Vic fast-tracks elective surgery to beat pandemic peak
More than 7000 Victorians will be fast-tracked for elective surgery in the next few weeks as the state responds to the COVID-19 pandemic. New hospital beds will also be opened to manage the increase in admissions. The elective surgery blitz will help prevent additional delays for vulnerable Victorians and free up hospital capacity for when it’s needed most.
Premier Daniel Andrews and Minister for Health Jenny Mikakos announced that the $100 million COVID-19 response package is designed to boost capacity in the health system in preparation for the pandemic peak.
“Our hospitals have been planning for this pandemic to ensure they have the capacity to deal with an influx of patients with COVID-19 and ensure the continued safety of staff,” Mikakos said.
“This elective surgery blitz will not only help our hospitals get ready for the peak of the pandemic, but also help thousands of Victorian patients to receive treatment sooner.”
More than $60 million will be made available to public and private hospitals to undertake additional procedures — such as thyroid, prostate, hernia or gynaecological surgeries — before the predicted peak of the pandemic places further strain on the hospital system.
“We know that when the COVID-19 pandemic reaches its peak our hospitals are going to be busier than ever, so it makes sense to get as many patients as possible in for elective surgery now, while we still can,” Andrews said.
“This is to help avoid longer waiting times now and ensure additional capacity in the hospital system when we need it most.”
The state government said that while emergency surgeries will continue to be performed during the pandemic, it’s likely that procedures in less urgent categories will be postponed.
A further $30 million will be used to commission the new Casey Hospital inpatient tower to boost capacity across Victoria’s hospital system — adding 140 beds in time for the peak of the pandemic.

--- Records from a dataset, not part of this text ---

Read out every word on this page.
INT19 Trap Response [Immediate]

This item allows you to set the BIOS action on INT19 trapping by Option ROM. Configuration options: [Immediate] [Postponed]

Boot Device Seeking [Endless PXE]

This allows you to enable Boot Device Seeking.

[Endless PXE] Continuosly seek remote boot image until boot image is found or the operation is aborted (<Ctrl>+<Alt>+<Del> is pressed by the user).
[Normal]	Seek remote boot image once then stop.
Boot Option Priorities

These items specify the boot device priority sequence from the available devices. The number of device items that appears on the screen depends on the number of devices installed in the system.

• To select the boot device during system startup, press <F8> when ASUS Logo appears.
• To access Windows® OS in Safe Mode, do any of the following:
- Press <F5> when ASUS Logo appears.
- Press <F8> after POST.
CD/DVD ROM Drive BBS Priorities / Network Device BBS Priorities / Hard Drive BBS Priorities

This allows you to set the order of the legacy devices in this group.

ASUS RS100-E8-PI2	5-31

Built as part of a $135 million redevelopment, the inpatient tower includes an additional 128 beds and a 12-bed intensive care unit, which will help take some of the strain off the major tertiary hospitals as demand increases.
The Labor government will also spend $10 million to boost personal protective equipment supplies in Victoria, including 100 million gloves, 10 million masks and 1.5 million gowns to ensure health workers have the necessary resources to do their jobs.
These new actions will help prepare Victoria’s health system to deal with the COVID-19 pandemic.